Le projet de loi 88 de Mme Courchesne: tout le contraire d’une décentralisation

On ne s’en va pas dans le sens de ce que je souhaite en matière de gouvernance scolaire avec les dernières propositions du gouvernement Charest par son projet de loi 88. Mis à part l’élection des présidents des commissions scolaires par le suffrage universel et la mise en oeuvre d’un nouveau poste de Protecteur de l’élève, je ne vois rien de bien positif pour les écoles et les apprentissages des élèves dans ce projet de loi.
«Mme l’inspectrice», comme l’écrit si judicieusement Marie-Andrée Chouinard du Devoir tente de reprendre du contrôle (plus qu’il n’y en a jamais eu) en centralisant le pouvoir loin de l’action, au Cabinet de son ministère.

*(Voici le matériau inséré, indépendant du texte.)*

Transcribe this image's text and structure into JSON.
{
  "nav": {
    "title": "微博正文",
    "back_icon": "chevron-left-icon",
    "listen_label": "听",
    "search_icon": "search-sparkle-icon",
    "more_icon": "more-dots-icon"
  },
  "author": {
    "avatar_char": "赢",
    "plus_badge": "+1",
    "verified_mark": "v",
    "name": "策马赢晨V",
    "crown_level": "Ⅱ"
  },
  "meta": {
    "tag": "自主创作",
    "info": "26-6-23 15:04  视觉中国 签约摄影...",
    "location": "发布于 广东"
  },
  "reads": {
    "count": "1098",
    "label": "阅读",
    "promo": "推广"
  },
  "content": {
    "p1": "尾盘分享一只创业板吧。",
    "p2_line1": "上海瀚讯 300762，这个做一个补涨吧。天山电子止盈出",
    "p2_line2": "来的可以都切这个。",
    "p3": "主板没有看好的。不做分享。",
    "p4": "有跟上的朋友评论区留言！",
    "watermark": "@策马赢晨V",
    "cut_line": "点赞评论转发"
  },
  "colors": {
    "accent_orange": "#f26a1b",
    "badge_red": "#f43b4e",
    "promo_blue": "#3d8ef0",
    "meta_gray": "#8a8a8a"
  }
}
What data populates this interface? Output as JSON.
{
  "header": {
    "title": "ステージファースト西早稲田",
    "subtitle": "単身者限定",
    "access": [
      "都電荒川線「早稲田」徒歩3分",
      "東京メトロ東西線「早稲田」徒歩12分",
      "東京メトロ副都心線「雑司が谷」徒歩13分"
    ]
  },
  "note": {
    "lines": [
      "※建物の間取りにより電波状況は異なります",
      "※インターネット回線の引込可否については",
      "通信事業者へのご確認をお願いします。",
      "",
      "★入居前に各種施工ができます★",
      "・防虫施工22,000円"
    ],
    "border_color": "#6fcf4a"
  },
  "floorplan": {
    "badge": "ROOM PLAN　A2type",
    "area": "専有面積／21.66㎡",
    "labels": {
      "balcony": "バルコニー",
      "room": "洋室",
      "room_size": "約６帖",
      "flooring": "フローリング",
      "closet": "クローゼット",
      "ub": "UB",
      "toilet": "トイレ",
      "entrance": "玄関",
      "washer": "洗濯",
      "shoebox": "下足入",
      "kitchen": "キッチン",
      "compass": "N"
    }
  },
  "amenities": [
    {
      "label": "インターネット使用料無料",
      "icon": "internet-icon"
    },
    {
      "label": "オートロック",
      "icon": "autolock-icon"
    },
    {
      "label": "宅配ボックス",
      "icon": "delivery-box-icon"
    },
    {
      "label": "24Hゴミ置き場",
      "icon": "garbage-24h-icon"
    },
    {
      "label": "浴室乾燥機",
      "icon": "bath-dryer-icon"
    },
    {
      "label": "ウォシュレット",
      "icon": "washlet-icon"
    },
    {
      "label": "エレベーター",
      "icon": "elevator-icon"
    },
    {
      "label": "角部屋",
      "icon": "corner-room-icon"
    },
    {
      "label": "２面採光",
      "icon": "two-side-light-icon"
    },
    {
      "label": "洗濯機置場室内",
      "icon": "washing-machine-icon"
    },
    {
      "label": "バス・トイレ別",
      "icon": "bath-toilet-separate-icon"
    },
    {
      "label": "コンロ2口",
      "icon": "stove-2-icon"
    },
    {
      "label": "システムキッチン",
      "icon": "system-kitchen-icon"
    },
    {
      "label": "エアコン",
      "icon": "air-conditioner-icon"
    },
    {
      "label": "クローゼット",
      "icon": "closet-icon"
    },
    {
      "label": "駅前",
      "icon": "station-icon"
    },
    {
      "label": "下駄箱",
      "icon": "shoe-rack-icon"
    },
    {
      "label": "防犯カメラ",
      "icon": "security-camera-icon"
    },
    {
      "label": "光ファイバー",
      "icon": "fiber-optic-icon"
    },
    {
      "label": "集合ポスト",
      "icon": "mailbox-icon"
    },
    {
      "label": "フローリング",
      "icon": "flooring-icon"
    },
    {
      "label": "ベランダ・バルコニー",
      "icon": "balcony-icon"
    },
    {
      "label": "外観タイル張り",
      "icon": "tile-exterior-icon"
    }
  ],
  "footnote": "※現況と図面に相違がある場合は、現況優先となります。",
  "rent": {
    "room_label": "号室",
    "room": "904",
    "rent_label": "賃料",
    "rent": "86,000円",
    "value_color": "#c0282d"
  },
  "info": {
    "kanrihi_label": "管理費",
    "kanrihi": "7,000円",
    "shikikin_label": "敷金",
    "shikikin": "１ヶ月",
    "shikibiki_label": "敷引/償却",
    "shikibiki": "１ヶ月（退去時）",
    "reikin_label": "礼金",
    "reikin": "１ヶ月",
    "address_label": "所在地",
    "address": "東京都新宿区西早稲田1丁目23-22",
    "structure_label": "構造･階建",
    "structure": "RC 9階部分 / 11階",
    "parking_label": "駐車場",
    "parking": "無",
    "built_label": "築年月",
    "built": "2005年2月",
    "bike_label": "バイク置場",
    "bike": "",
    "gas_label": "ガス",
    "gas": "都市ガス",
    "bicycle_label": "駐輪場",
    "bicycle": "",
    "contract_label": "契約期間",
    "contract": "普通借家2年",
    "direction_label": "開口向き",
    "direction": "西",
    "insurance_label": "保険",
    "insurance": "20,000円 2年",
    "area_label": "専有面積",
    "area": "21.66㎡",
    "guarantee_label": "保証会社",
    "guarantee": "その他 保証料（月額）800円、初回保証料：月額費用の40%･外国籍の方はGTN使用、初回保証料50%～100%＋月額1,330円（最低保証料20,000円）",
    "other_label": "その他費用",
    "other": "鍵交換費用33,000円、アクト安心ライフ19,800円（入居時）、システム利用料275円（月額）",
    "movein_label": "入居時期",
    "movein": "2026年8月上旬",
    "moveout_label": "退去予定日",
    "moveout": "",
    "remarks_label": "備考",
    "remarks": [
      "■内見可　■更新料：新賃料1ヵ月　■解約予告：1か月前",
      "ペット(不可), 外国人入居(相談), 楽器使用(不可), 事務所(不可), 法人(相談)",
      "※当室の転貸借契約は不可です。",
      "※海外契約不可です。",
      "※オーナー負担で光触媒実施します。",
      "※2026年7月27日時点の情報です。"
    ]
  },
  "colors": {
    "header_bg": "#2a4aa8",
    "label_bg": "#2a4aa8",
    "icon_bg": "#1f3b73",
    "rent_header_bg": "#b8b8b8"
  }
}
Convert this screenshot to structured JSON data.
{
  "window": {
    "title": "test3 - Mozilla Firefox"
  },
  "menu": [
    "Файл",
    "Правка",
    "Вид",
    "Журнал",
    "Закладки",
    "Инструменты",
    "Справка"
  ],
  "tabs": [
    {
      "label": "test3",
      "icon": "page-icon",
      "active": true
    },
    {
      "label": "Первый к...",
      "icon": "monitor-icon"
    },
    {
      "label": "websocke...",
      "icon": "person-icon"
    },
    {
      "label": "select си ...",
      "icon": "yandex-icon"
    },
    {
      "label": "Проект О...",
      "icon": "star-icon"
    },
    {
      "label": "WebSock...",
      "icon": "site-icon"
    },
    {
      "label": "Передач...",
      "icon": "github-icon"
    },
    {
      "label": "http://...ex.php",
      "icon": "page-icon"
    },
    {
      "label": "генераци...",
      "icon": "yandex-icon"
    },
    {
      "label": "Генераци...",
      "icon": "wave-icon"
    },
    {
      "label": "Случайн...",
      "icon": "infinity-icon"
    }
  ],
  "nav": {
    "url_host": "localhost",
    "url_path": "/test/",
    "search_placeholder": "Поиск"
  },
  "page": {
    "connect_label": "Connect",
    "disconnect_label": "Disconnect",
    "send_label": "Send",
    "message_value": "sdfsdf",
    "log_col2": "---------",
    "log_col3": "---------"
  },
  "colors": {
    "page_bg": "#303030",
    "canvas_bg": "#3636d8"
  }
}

Je ne pourrais l’écrire mieux que l’a fait Le Neuf et Mme Courchesne va bien plus loin:

«Le balancier est revenu du côté du contrôle depuis quelques temps déjà. On appelle ça des enveloppes dédiées. Dans le langage de tous les jours, c’est de l’argent « taggé ». Et ça, on en a de plus en plus dans les écoles. Appelez une direction d’école, de préférence en milieu défavorisé, et demandez-lui le nombre « d’états de situation » et de plans d’action qu’elle a à produire pour satisfaire à des politiques et des programmes qui nous arrivent chaque mois: un état de situation et un plan à faire pour des Écoles en Santé, d’autres encores pour la Stratégie d’intervention Agir Autrement, encore aussi pour faire le point sur la violence, bien s’alimenter et tutti quanti. Le plan de réussite de l’école, c’est rendu une grosse boîte à malle. On passe chaque jour, en allant promener le chien, et on ramasse les commandes.»

L’ADQ a parlé timidement d’une mise sous tutelle des C.S., les syndicats ont émis un communiqué traduisant une position qui ne veut à peu près rien dire et le parti québécois entend étudier le projet de loi avant de dire s’il votera en faveur (d’autres réactions ici et ). Les chances du gouvernement de pouvoir aller de l’avant avec ces propositions me semblent assez faibles, même si, du coup, je doute que les partis d’opposition voudront aller en élection sur cette question.

Pourtant, les études commandées par la FQDE semblent démontrer clairement que «Les Québécois favorisent la décentralisation» au niveau scolaire. Je crains que le goût de Mme Courchesne de passer pour quelqu’un qui veut «mettre à sa main» un ministère et un système d’éducation qui traîne la mauvaise réputation de ne pas être assez malléable y soit pour beaucoup dans le dépôt de ces propositions. Force est d’admettre que le capital de la ministre de l’Éducation actuelle auprès des électeurs est bon et elle se sent sûrement appuyée, dans les circonstances. Au moment où l’ADQ change de porte-parole en éducation (Sébastien Proulx remplacera François Desrochers) et où, de toute façon, ils n’ont offert aucune réelle opposition à Mme Courchesne, on ne peut compter sur eux pour déstabiliser les libéraux par une critique bien sentie. Mme Malavoy du P.Q. pourrait peut-être jouer ce rôle, mais je crains que le parti québécois soit tout aussi frileux dans ses propositions visant à redonner un peu de «oumfff» à la démocratie scolaire.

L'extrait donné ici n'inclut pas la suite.